The presence of a natural gas pipeline "allows me and others to check off a box for me and others looking to bring companies to the area," Ryan said.

Expanding natural gas infrastructure would create more than 100 jobs in Wicomico and Somerset counties by 2026, according to a 2016 Towson University study.

The pipeline will enable North Carolina-based Spectrum Energy to build a natural gas power plant in Denton in Caroline County, Sanders said. Spectrum said the project will create 350 jobs during construction and 25-30 permanent positions.

Benefits to Accomack County from the pipeline include an estimated 1,000 new jobs and $80,000 to $120,000 per year in local taxes and $10,000 per franchise fee, Sanders told Accomack's Board of Supervisors in 2013.

“We have supported it from day one," said Michael Mason,Accomack's county administrator. The pipeline is expected to create jobs, he added, “and then there’s the multiplier effect that would be happening.”

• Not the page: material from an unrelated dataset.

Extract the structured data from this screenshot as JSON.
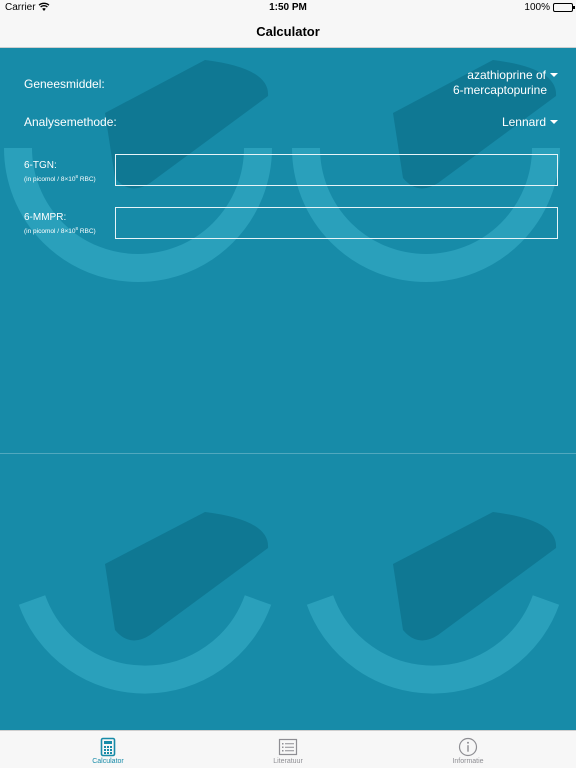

The pipe would initially measure 24 inches across at the north end before gradually narrowing to 8 inches near its terminus in Accomack County just south of the Perdue Farms plant, Sanders said.

His company presented its plans in January to the Eastern Shore of Maryland's legislative delegation. And it plans to begin the process for getting approval from the Federal Energy Regulatory Commission in a few months, he said.

One of the project's biggest challenges going forward, Sanders said, is maintaining good public relations with affected communities. He sought to distance his project from the contentious Keystone XL pipeline, pointing out two key differences between them:

  1. The Keystone pipeline carries fuel over the long haul, locking out local areas along most of its path from hooking into it.
  2. The pipeline out West transports oil while the Delmarva pipeline will move natural gas. “It is a gas, not a liquid," Sanders said. "So you don’t have leak-type issues.”

The project is likely to wind up in a lengthy permitting review in Maryland. Maps of the pipeline suggest it will have to cross several rivers that feed into the Chesapeake Bay, and it will encounter wetlands, said Maryland Department of the Environment spokesman Jay Apperson.

"MDE would encourage the project proponents to come in early and often for discussions of routes so that we can together do the best we can to avoid and minimize impacts to these important natural resources," Apperson said in a statement.

Sanders said his company plans to tunnel beneath rivers and wetlands to avoid such conflicts to the greatest extent possible.

Maryland records show that H4 first registered as a corporation last May. This is its first pipeline project, Sanders said. But he added that the project's team has dozens of years of experience in the energy industry.